My use of Formic Pro was based upon a need-my hive, (two strong double deeps) after a clean alcohol wash two weeks prior, started to show DFW on a few bees coming out of one of my two hives. These two hives, had already produced almost a hundred pound of honey by mid August after starting as nuc's at the end of March (3-27). We had exceptional flows this year in NJ, never had a dearth and at one time I had 4 supers on one hive, 5 on the other. When I harvested, first time, I left two supers on each hive as they had not been fully capped. With that situation, I looked at my options. I had a pack of Apivar strips from early spring stored and a Varrox wand and a pound bag of OA-neither are recommended with supers in place. After a lot of reading and discussion, (both myself, daughter and my wife), questions posted here and discussions with pro Beeks, the decision was made to go with the Formic Pro. We printed off the instructions and MSD sheets from Formic Pro and followed the instructions-4 weeks later, the hives are back 100%, 100 pound (each) brood boxes and now 7 supers filling on a strong fall flow. It works.
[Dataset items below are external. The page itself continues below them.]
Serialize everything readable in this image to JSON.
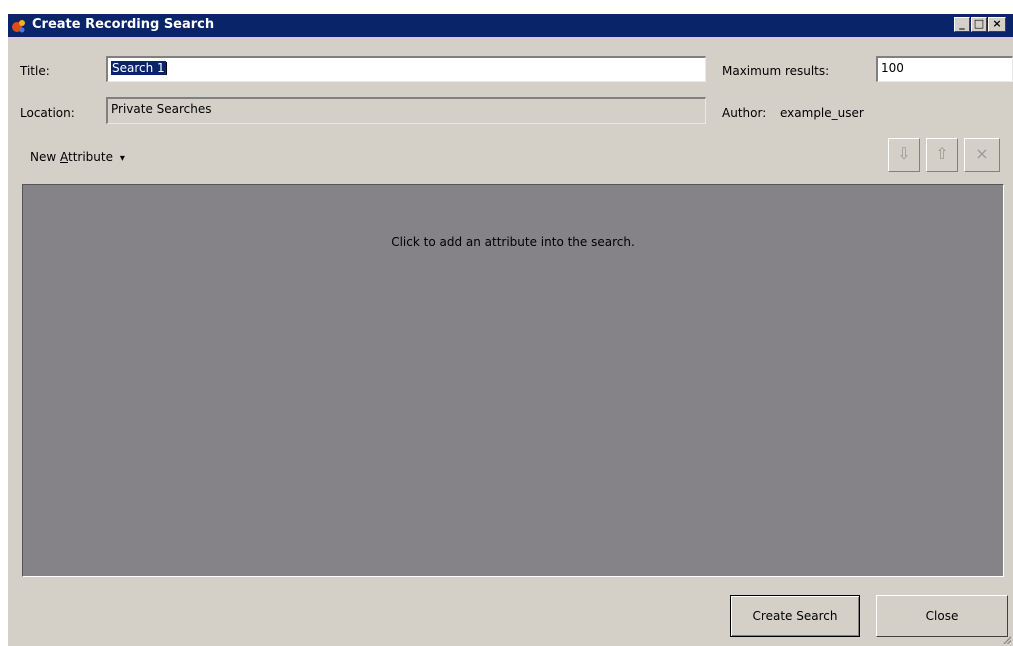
{
  "window": {
    "title": "Create Recording Search",
    "controls": {
      "minimize": "_",
      "maximize": "□",
      "close": "×"
    }
  },
  "form": {
    "title_label": "Title:",
    "title_value": "Search 1",
    "location_label": "Location:",
    "location_value": "Private Searches",
    "max_results_label": "Maximum results:",
    "max_results_value": "100",
    "author_label": "Author:",
    "author_value": "example_user"
  },
  "toolbar": {
    "new_attribute_prefix": "New ",
    "new_attribute_accel": "A",
    "new_attribute_rest": "ttribute",
    "dropdown_arrow": "▾",
    "move_down_icon": "⇩",
    "move_up_icon": "⇧",
    "remove_icon": "×"
  },
  "attributes": {
    "hint": "Click to add an attribute into the search."
  },
  "buttons": {
    "create_search": "Create Search",
    "close": "Close"
  },
  "colors": {
    "titlebar": "#0a246a",
    "window_bg": "#d4d0c8",
    "attr_area_bg": "#858387"
  }
}
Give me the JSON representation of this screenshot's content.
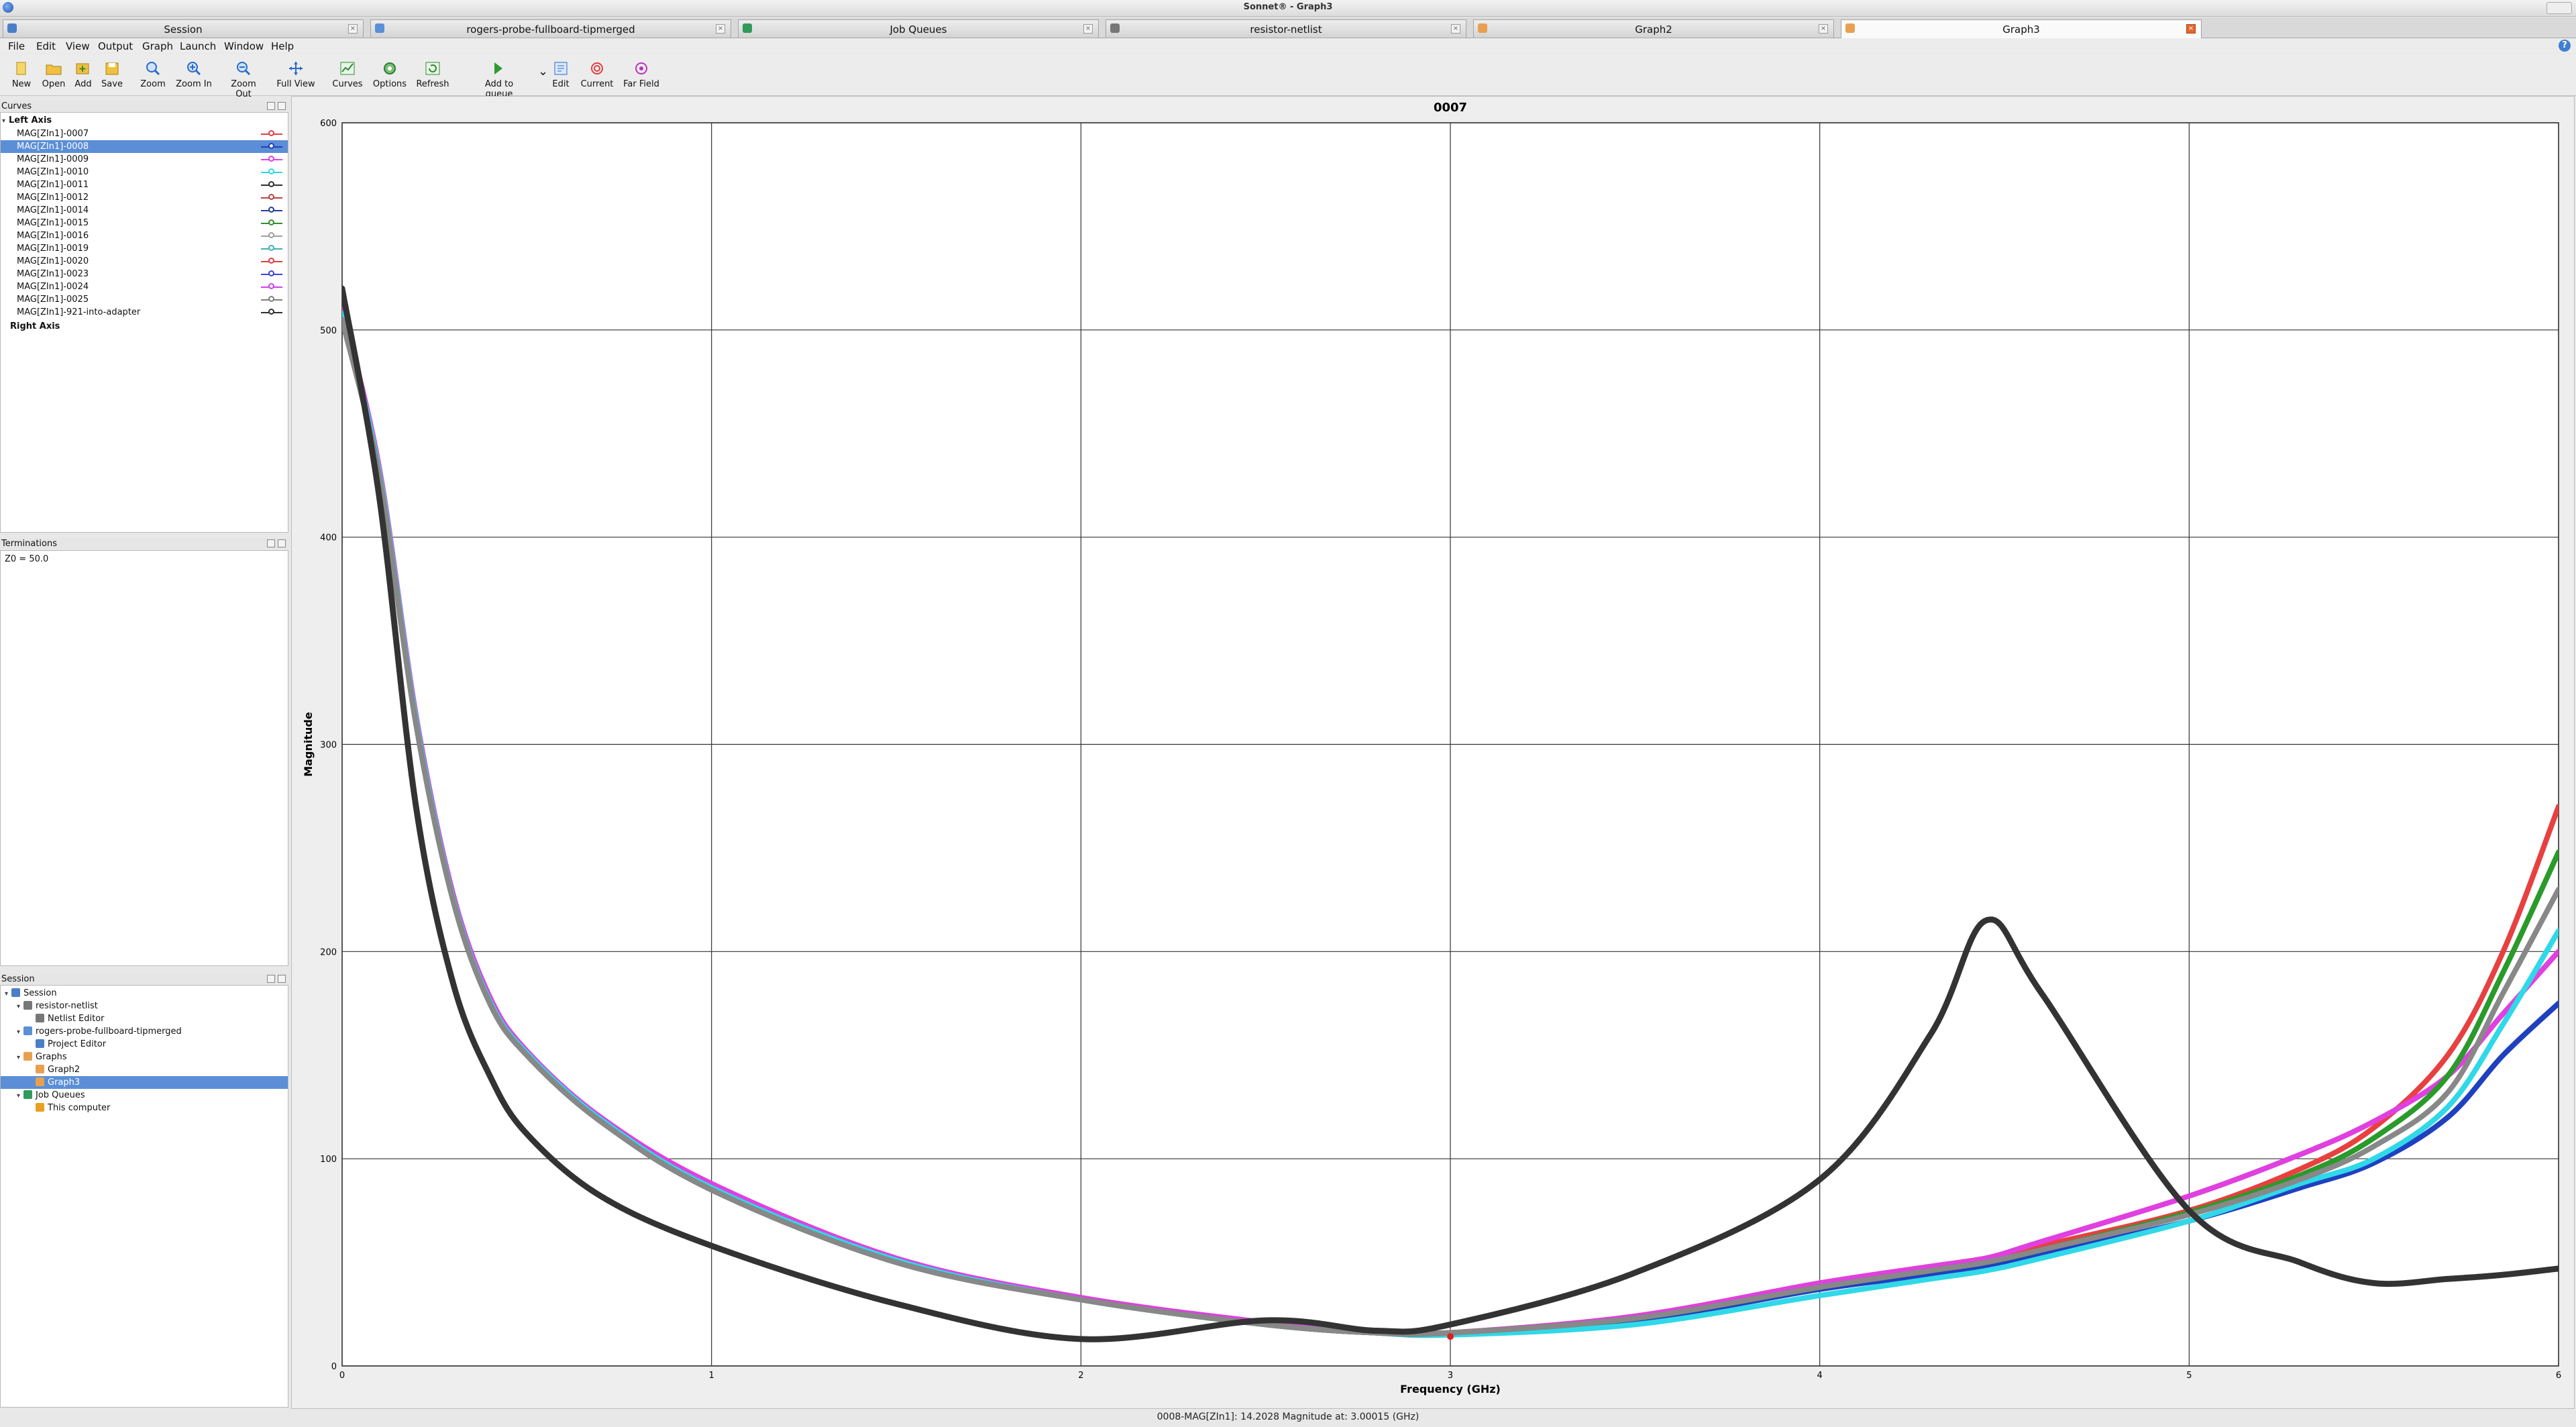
{
  "window": {
    "title": "Sonnet® - Graph3"
  },
  "tabs": [
    {
      "label": "Session",
      "icon": "session-icon",
      "active": false
    },
    {
      "label": "rogers-probe-fullboard-tipmerged",
      "icon": "project-icon",
      "active": false
    },
    {
      "label": "Job Queues",
      "icon": "job-queue-icon",
      "active": false
    },
    {
      "label": "resistor-netlist",
      "icon": "netlist-icon",
      "active": false
    },
    {
      "label": "Graph2",
      "icon": "graph-icon",
      "active": false
    },
    {
      "label": "Graph3",
      "icon": "graph-icon",
      "active": true
    }
  ],
  "menu": [
    "File",
    "Edit",
    "View",
    "Output",
    "Graph",
    "Launch",
    "Window",
    "Help"
  ],
  "toolbar": [
    {
      "label": "New",
      "icon": "new-file-icon"
    },
    {
      "label": "Open",
      "icon": "open-folder-icon"
    },
    {
      "label": "Add",
      "icon": "add-icon"
    },
    {
      "label": "Save",
      "icon": "save-icon"
    },
    {
      "label": "Zoom",
      "icon": "zoom-icon"
    },
    {
      "label": "Zoom In",
      "icon": "zoom-in-icon"
    },
    {
      "label": "Zoom Out",
      "icon": "zoom-out-icon"
    },
    {
      "label": "Full View",
      "icon": "full-view-icon"
    },
    {
      "label": "Curves",
      "icon": "curves-icon"
    },
    {
      "label": "Options",
      "icon": "options-icon"
    },
    {
      "label": "Refresh",
      "icon": "refresh-icon"
    },
    {
      "label": "Add to queue",
      "icon": "add-to-queue-icon"
    },
    {
      "label": "Edit",
      "icon": "edit-icon"
    },
    {
      "label": "Current",
      "icon": "current-icon"
    },
    {
      "label": "Far Field",
      "icon": "far-field-icon"
    }
  ],
  "curves_panel": {
    "title": "Curves",
    "left_axis_label": "Left Axis",
    "right_axis_label": "Right Axis",
    "items": [
      {
        "name": "MAG[ZIn1]-0007",
        "color": "#e04040"
      },
      {
        "name": "MAG[ZIn1]-0008",
        "color": "#2040c0",
        "selected": true
      },
      {
        "name": "MAG[ZIn1]-0009",
        "color": "#e040e0"
      },
      {
        "name": "MAG[ZIn1]-0010",
        "color": "#30d8e8"
      },
      {
        "name": "MAG[ZIn1]-0011",
        "color": "#303030"
      },
      {
        "name": "MAG[ZIn1]-0012",
        "color": "#c04040"
      },
      {
        "name": "MAG[ZIn1]-0014",
        "color": "#2040a0"
      },
      {
        "name": "MAG[ZIn1]-0015",
        "color": "#309030"
      },
      {
        "name": "MAG[ZIn1]-0016",
        "color": "#a0a0a0"
      },
      {
        "name": "MAG[ZIn1]-0019",
        "color": "#40b0b0"
      },
      {
        "name": "MAG[ZIn1]-0020",
        "color": "#e04040"
      },
      {
        "name": "MAG[ZIn1]-0023",
        "color": "#4040e0"
      },
      {
        "name": "MAG[ZIn1]-0024",
        "color": "#d040f0"
      },
      {
        "name": "MAG[ZIn1]-0025",
        "color": "#808080"
      },
      {
        "name": "MAG[ZIn1]-921-into-adapter",
        "color": "#303030"
      }
    ]
  },
  "terminations_panel": {
    "title": "Terminations",
    "text": "Z0 = 50.0"
  },
  "session_panel": {
    "title": "Session",
    "tree": [
      {
        "label": "Session",
        "depth": 0,
        "icon": "session-icon",
        "twisty": "v"
      },
      {
        "label": "resistor-netlist",
        "depth": 1,
        "icon": "netlist-icon",
        "twisty": "v"
      },
      {
        "label": "Netlist Editor",
        "depth": 2,
        "icon": "netlist-editor-icon"
      },
      {
        "label": "rogers-probe-fullboard-tipmerged",
        "depth": 1,
        "icon": "project-icon",
        "twisty": "v"
      },
      {
        "label": "Project Editor",
        "depth": 2,
        "icon": "project-editor-icon"
      },
      {
        "label": "Graphs",
        "depth": 1,
        "icon": "graph-folder-icon",
        "twisty": "v"
      },
      {
        "label": "Graph2",
        "depth": 2,
        "icon": "graph-icon"
      },
      {
        "label": "Graph3",
        "depth": 2,
        "icon": "graph-icon",
        "selected": true
      },
      {
        "label": "Job Queues",
        "depth": 1,
        "icon": "job-queue-icon",
        "twisty": "v"
      },
      {
        "label": "This computer",
        "depth": 2,
        "icon": "warning-icon"
      }
    ]
  },
  "status_bar": {
    "text": "0008-MAG[ZIn1]: 14.2028 Magnitude at: 3.00015 (GHz)"
  },
  "chart_data": {
    "type": "line",
    "title": "0007",
    "xlabel": "Frequency (GHz)",
    "ylabel": "Magnitude",
    "xlim": [
      0,
      6
    ],
    "ylim": [
      0,
      600
    ],
    "xticks": [
      "0",
      "1",
      "2",
      "3",
      "4",
      "5",
      "6"
    ],
    "yticks": [
      "0",
      "100",
      "200",
      "300",
      "400",
      "500",
      "600"
    ],
    "grid": true,
    "marker": {
      "x": 3.00015,
      "y": 14.2028
    },
    "x": [
      0,
      0.1,
      0.2,
      0.3,
      0.4,
      0.5,
      0.7,
      1.0,
      1.5,
      2.0,
      2.5,
      2.8,
      3.0,
      3.5,
      4.0,
      4.3,
      4.45,
      4.6,
      5.0,
      5.3,
      5.5,
      5.7,
      5.85,
      6.0
    ],
    "series": [
      {
        "name": "MAG[ZIn1]-0007",
        "color": "#e84040",
        "values": [
          505,
          430,
          310,
          225,
          175,
          150,
          118,
          85,
          50,
          32,
          20,
          16,
          16,
          24,
          40,
          48,
          52,
          58,
          75,
          95,
          115,
          150,
          200,
          270
        ]
      },
      {
        "name": "MAG[ZIn1]-0008",
        "color": "#2040c0",
        "values": [
          505,
          430,
          310,
          225,
          175,
          150,
          118,
          85,
          50,
          32,
          20,
          16,
          16,
          22,
          37,
          44,
          48,
          54,
          70,
          86,
          98,
          120,
          150,
          175
        ]
      },
      {
        "name": "MAG[ZIn1]-0009",
        "color": "#e040e0",
        "values": [
          510,
          434,
          314,
          228,
          178,
          152,
          120,
          88,
          52,
          33,
          21,
          16,
          16,
          24,
          40,
          48,
          52,
          60,
          82,
          102,
          118,
          140,
          170,
          200
        ]
      },
      {
        "name": "MAG[ZIn1]-0010",
        "color": "#30d8e8",
        "values": [
          508,
          432,
          312,
          226,
          176,
          151,
          119,
          86,
          51,
          32,
          20,
          16,
          15,
          20,
          34,
          42,
          46,
          52,
          70,
          88,
          100,
          125,
          165,
          210
        ]
      },
      {
        "name": "MAG[ZIn1]-0015",
        "color": "#2a9a2a",
        "values": [
          505,
          430,
          310,
          225,
          175,
          150,
          118,
          85,
          50,
          32,
          20,
          16,
          16,
          23,
          38,
          46,
          50,
          56,
          74,
          92,
          110,
          140,
          190,
          248
        ]
      },
      {
        "name": "MAG[ZIn1]-0025",
        "color": "#888888",
        "values": [
          505,
          430,
          310,
          225,
          175,
          150,
          118,
          85,
          50,
          32,
          20,
          16,
          16,
          23,
          38,
          46,
          50,
          56,
          73,
          90,
          106,
          132,
          180,
          230
        ]
      },
      {
        "name": "MAG[ZIn1]-921-into-adapter",
        "color": "#333333",
        "values": [
          520,
          420,
          270,
          185,
          140,
          112,
          82,
          58,
          30,
          13,
          22,
          17,
          20,
          45,
          90,
          160,
          215,
          180,
          75,
          50,
          40,
          42,
          44,
          47
        ]
      }
    ]
  }
}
Yes, there were some pretty shocking losses initially, yes, i think one queen (in the impacted hive) stopped laying for a week or so and yes, dead larvae came out of the hive for a week or so. None of this should be a surprise to any user that read and followed the directions. You are treating for a reason, you have sick bees and impacted bees will die regardless-what are your other options? If you don't do it or another treatment, you might as well pick up a new hobby because you hive will be dead shortly. In my case I could have pulled my supers and started an OAV regiment but all the signs at that time showed a strong flow starting. It's funny too, I personally don't care for honey (heathen!!!) and on my end, am more interested in expanding my comb stores for a hopeful expansion of my apiary next spring. The hives are now 2 deeps each with 7 supers filling between them with plenty of new brood, frames from top to bottom covered in bees, banging the aster and goldenrod at least a month from freeze. Harvest and OAV starting shortly to protect the winter bees.
Bottom line, Formic Pro worked as it should, read the instructions (including adding supers for the initial cluster expansion) and expect the obvious.